Harrison has spent the bulk of his time since becoming GC preparing for two rate-court trials related to the rates DMX pays performing rights societies to license music from songwriters, composers and music publishers. The first of the two cases, Broadcast Music Inc. v. DMX Inc., 08 Civ. 216(LLS), was decided in an order filed July 26 by U.S. District Judge Louis L. Stanton of the Southern District of New York. Stanton's decision embraced an adjustable fee mechanism that allows DMX to collect a credit from BMI for BMI-licensed music that DMX provides its customers but licenses directly from publishing companies. So, if DMX uses 100 songs licensed by BMI but has direct licenses with 20 of the publishers, DMX pays the publishers of those 20 songs and pays BMI for the remaining 80, Harrison says. Also, DMX had negotiated licenses with 550 publishing companies prior to the trial and successfully argued that those license agreements should represent the market value for license agreements when determining the rates DMX pays BMI, Harrison says.

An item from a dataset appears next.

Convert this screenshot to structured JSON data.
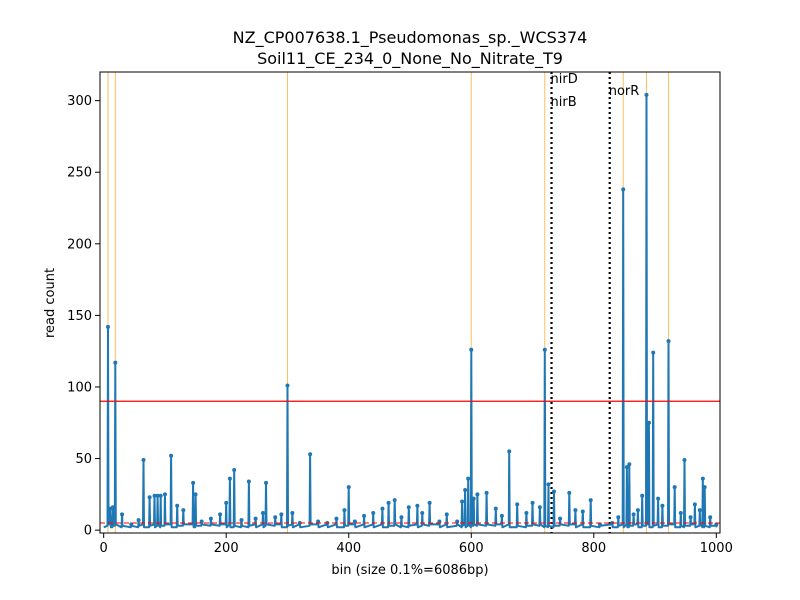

BMI has appealed the decision. Robbin Ahrold, a BMI spokesperson, says: “We are appealing the basis on which Judge Stanton rendered his decision, which was largely his looking at this relatively small number of direct licenses which were negotiated by DMX.” BMI's appeal brief is due on Dec. 20, after which DMX will have 120 days to respond, Harrison says. After DMX responds, arguments will be scheduled.

Harrison turned to R. Bruce Rich, a senior partner in the New York office of Weil, Gotshal & Manges, for help with the BMI case. Rich says Harrison is able to make hard calls and stand firm but is never rigid in his decision-making. “Deep down he is a warrior,” Rich says. “But, always at the end of the day, he is pragmatic.”

“In the BMI trial, Chris sat through every day of the [nine-day] trial, worked with us preparing every witness for direct and cross-examinations,” Rich says. “He reviewed our court submissions in draft form and was with us every step of the way.”

Rich also is assisting Harrison with a second rate-court proceeding, In Re: Application of THP Capstar Acquisition Corp. (Now Known as DMX Inc.), which was scheduled to begin Nov. 1 in the U.S. District Court for the Southern District of New York. Rich and Harrison say the second trial involves a rate disagreement with the American Society of Composers, Authors and Publishers. It is exactly the same issue as the BMI case, Harrison says.

Harrison did not always want to be a lawyer. He was working on a doctorate in political science at the University of North Carolina, Chapel Hill, with plans to become a university professor, when he began doing research in the school's law library for his dissertation on the international pharmaceutical industry. “I came to decide that I liked law more than I liked political science,” he says. In 2001, he obtained the Ph.D. in addition to a J.D. from the UNC School of Law, Chapel Hill.


Jeanne Graham is Research Editor for Texas Lawyer, an ALM affiliate publication of Entertainment Law & Finance.